SummaryThe alteration of rheological blood properties as well as deterioration of vascular perfusion conditions and cell-cell interactions are major determinants of thrombus formation. Herein, we present an experimental model which allows for quantitative in vivo microscopic analysis of these determinants during both thrombus formation and vascular recanalisation. The model does not require surgical preparation procedures, and enables for repeated analysis of identical microvessels over time periods of days or months, respectively. After i.v. administration of FITC-dextran thrombus formation was induced photochemically by light exposure to individual arterioles and venules of the ear of ten anaesthetised hairless mice. In venules, epiillumination induced rapid thrombus formation with first platelet deposition after 0.59 ± 0.04 min and complete vessel occlusion within 7.48 ±1.31 min. After a 24-h time period, 75% of the thrombosed venules were found recanalised.

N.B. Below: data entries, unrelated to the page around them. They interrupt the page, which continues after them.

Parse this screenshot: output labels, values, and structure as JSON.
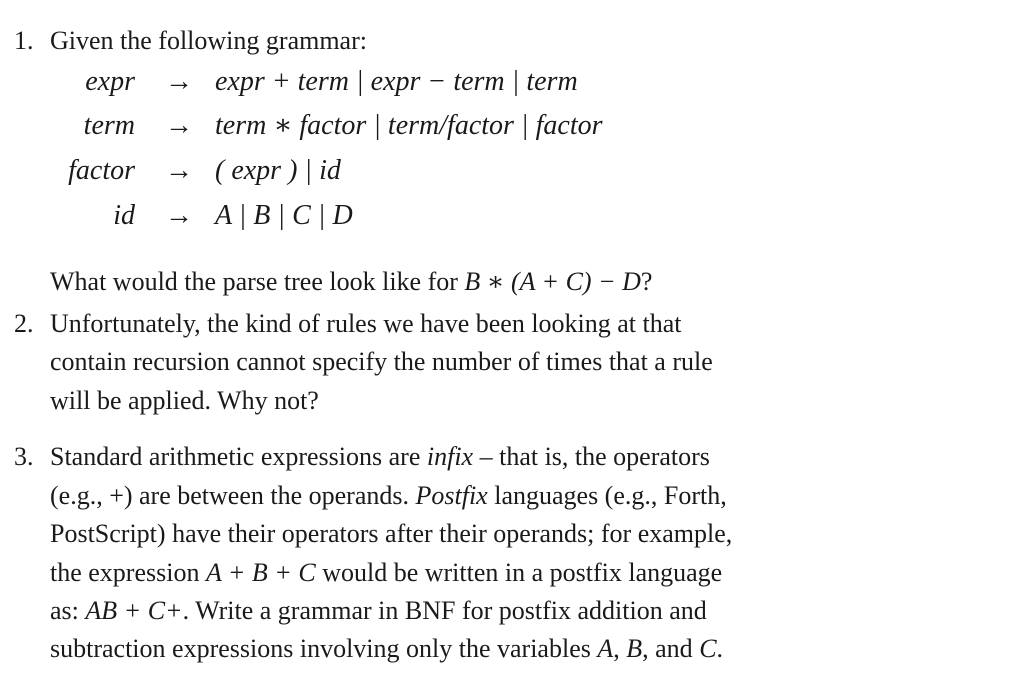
{
  "items": [
    {
      "number": "1.",
      "intro": "Given the following grammar:",
      "grammar": [
        {
          "lhs": "expr",
          "arrow": "→",
          "rhs": "expr + term | expr − term | term"
        },
        {
          "lhs": "term",
          "arrow": "→",
          "rhs": "term ∗ factor | term/factor | factor"
        },
        {
          "lhs": "factor",
          "arrow": "→",
          "rhs": "( expr ) | id"
        },
        {
          "lhs": "id",
          "arrow": "→",
          "rhs": "A | B | C | D"
        }
      ],
      "question_prefix": "What would the parse tree look like for ",
      "question_expr": "B ∗ (A + C) − D",
      "question_suffix": "?"
    },
    {
      "number": "2.",
      "lines": [
        "Unfortunately, the kind of rules we have been looking at that",
        "contain recursion cannot specify the number of times that a rule",
        "will be applied. Why not?"
      ]
    },
    {
      "number": "3.",
      "line1_a": "Standard arithmetic expressions are ",
      "line1_it": "infix",
      "line1_b": " – that is, the operators",
      "line2_a": "(e.g., +) are between the operands. ",
      "line2_it": "Postfix",
      "line2_b": " languages (e.g., Forth,",
      "line3": "PostScript) have their operators after their operands; for example,",
      "line4_a": "the expression ",
      "line4_it": "A + B + C",
      "line4_b": " would be written in a postfix language",
      "line5_a": "as: ",
      "line5_it": "AB + C+",
      "line5_b": ". Write a grammar in BNF for postfix addition and",
      "line6_a": "subtraction expressions involving only the variables ",
      "line6_it1": "A",
      "line6_sep1": ", ",
      "line6_it2": "B",
      "line6_sep2": ", and ",
      "line6_it3": "C",
      "line6_end": "."
    }
  ]
}
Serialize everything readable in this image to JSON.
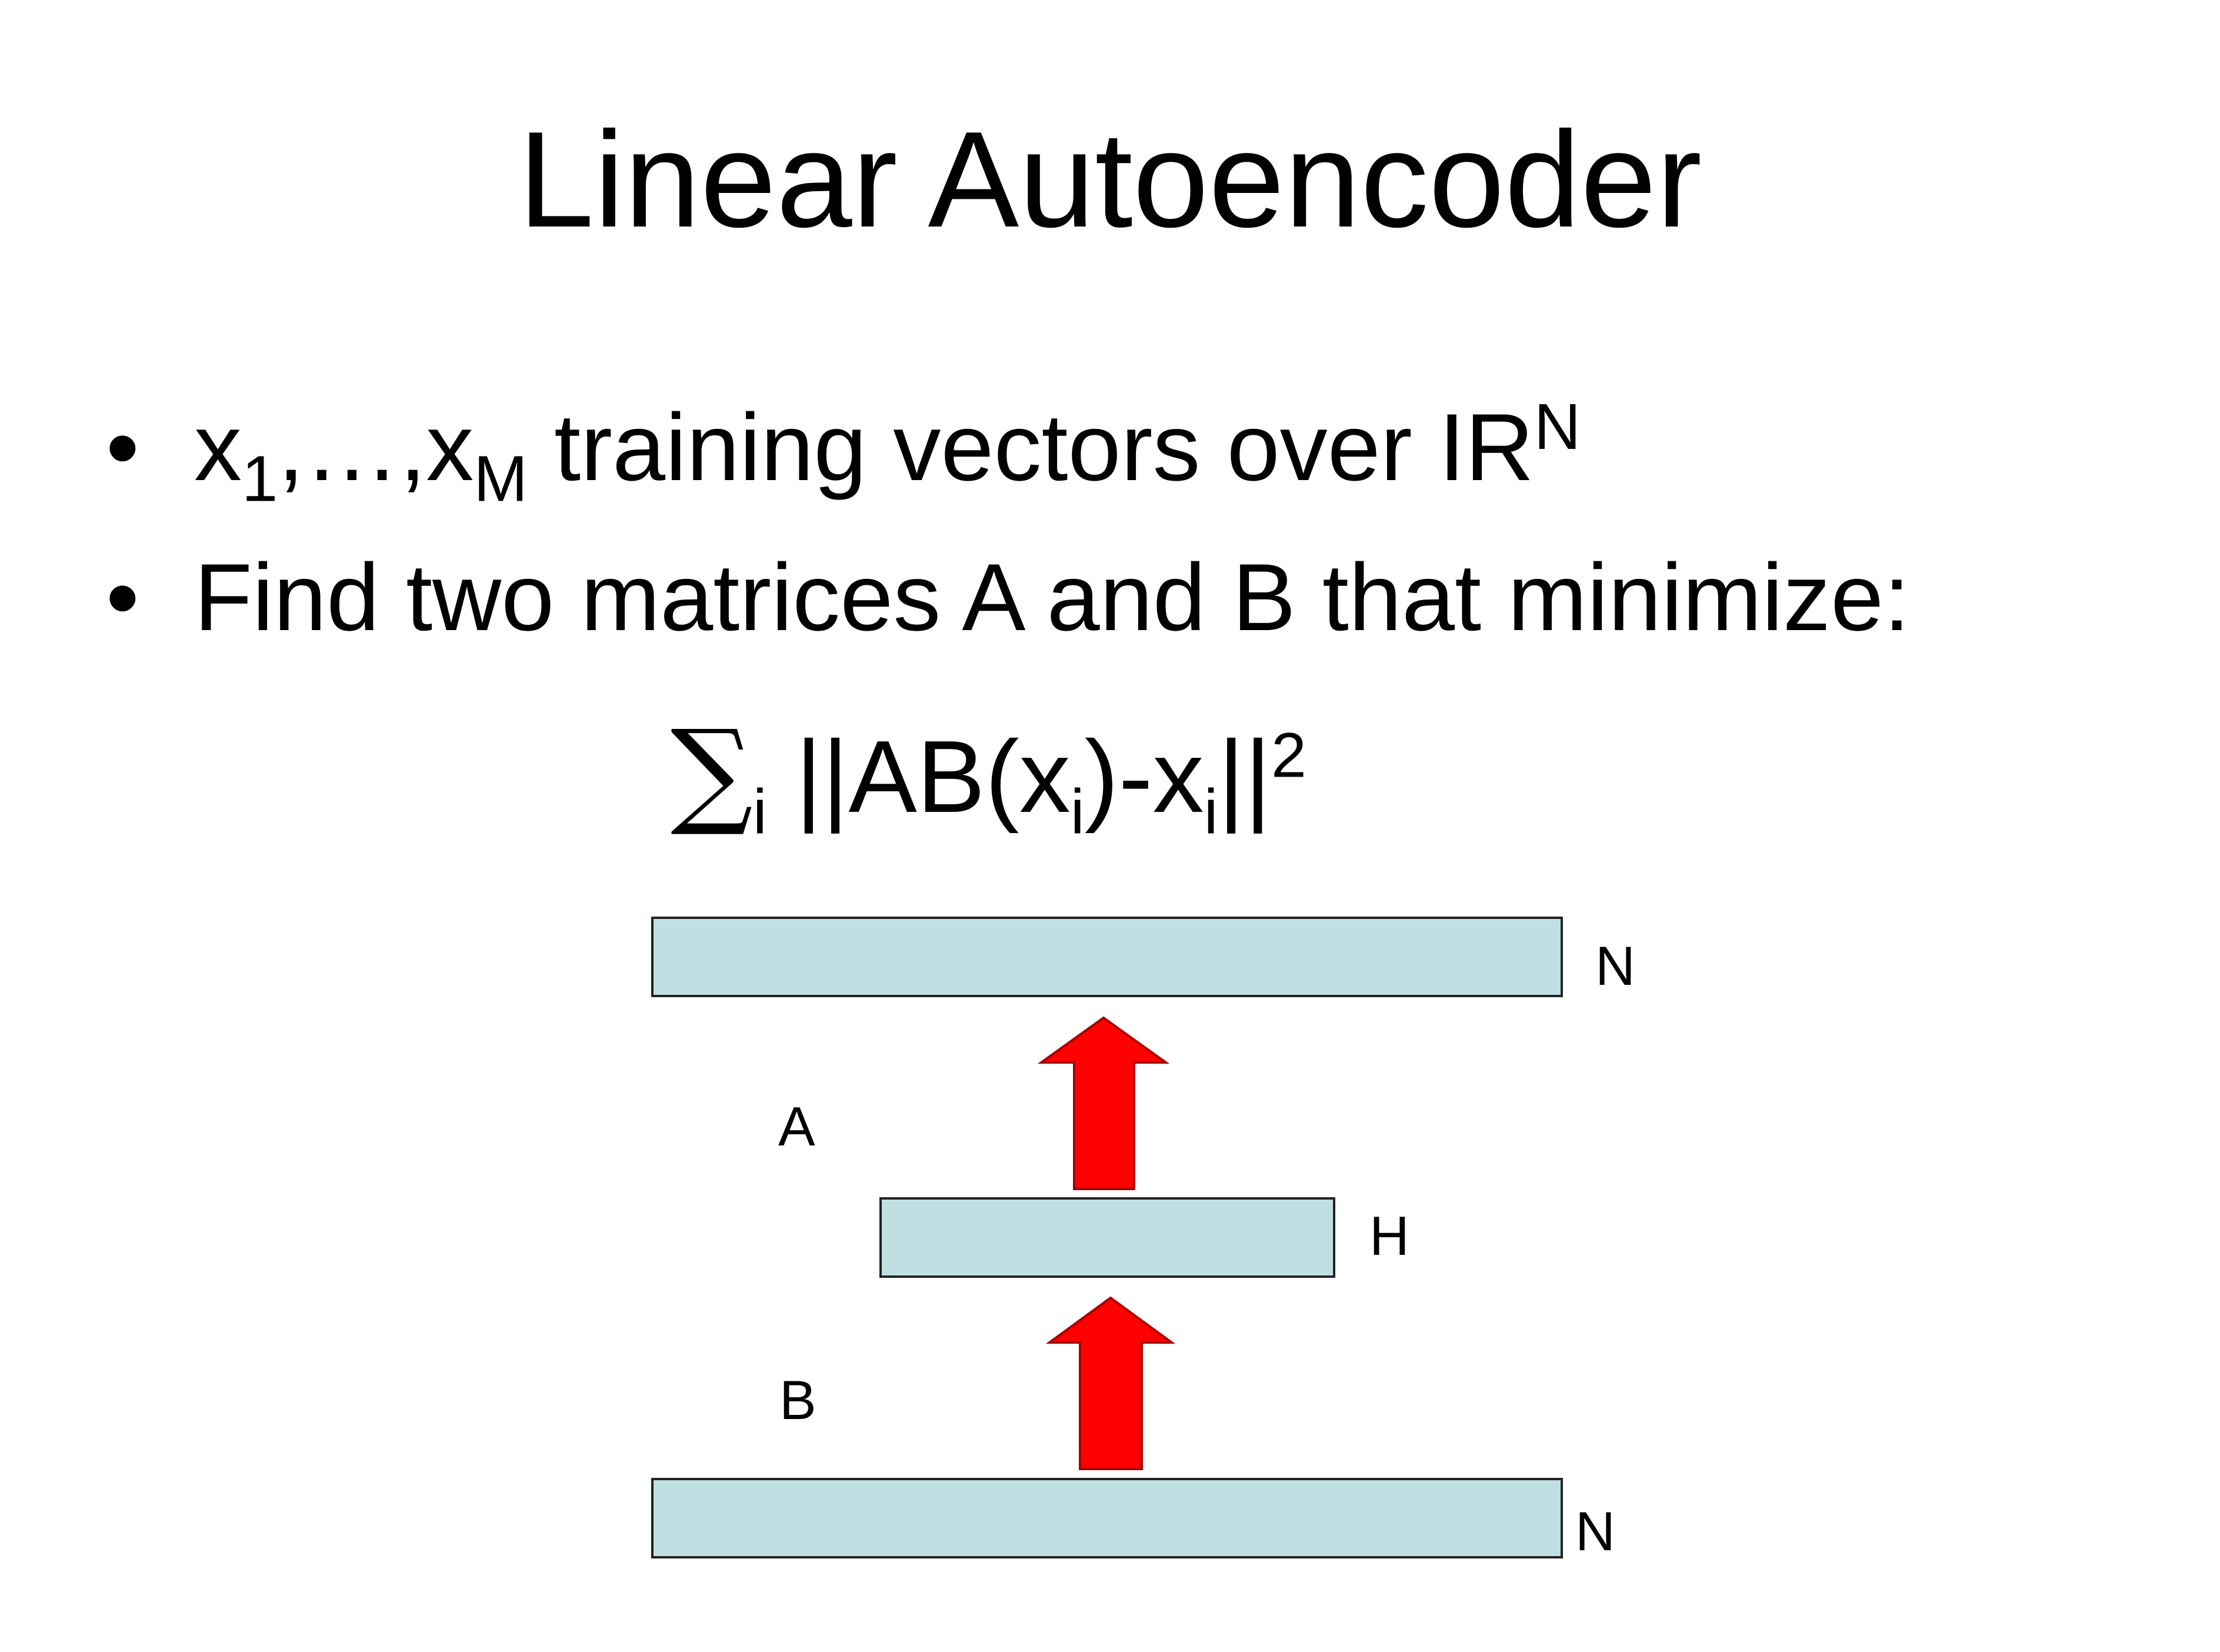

Marked leukocyte-endothelial cell interaction in those venules indicated persistent endothelial cell activation and/or injury, even after an observation period of 7 days. In arterioles, epi-illumination provoked vasomotion, while thrombus formation was significantly (p <0.05) delayed with first platelet deposition after 2.32 ± 0.22 min and complete vessel occlusion within 20.07 ±3.84 min. Strikingly, only one of the investigated arterioles was found recanalised after 24 h, which, however, did not show leukocyte-endothelial cell interaction. Heparin (300 U/kg, i.v.) effectively counteracted the process of thrombus formation in this model, including both first platelet deposition and vessel occlusion. We conclude that the model of the ear of the hairless mouse allows for distinct in vivo analysis of arteriolar and venular thrombus formation/ recanalisation, and, thus, represents an interesting tool for the study of novel antithrombotic and thrombolytic strategies, respectively.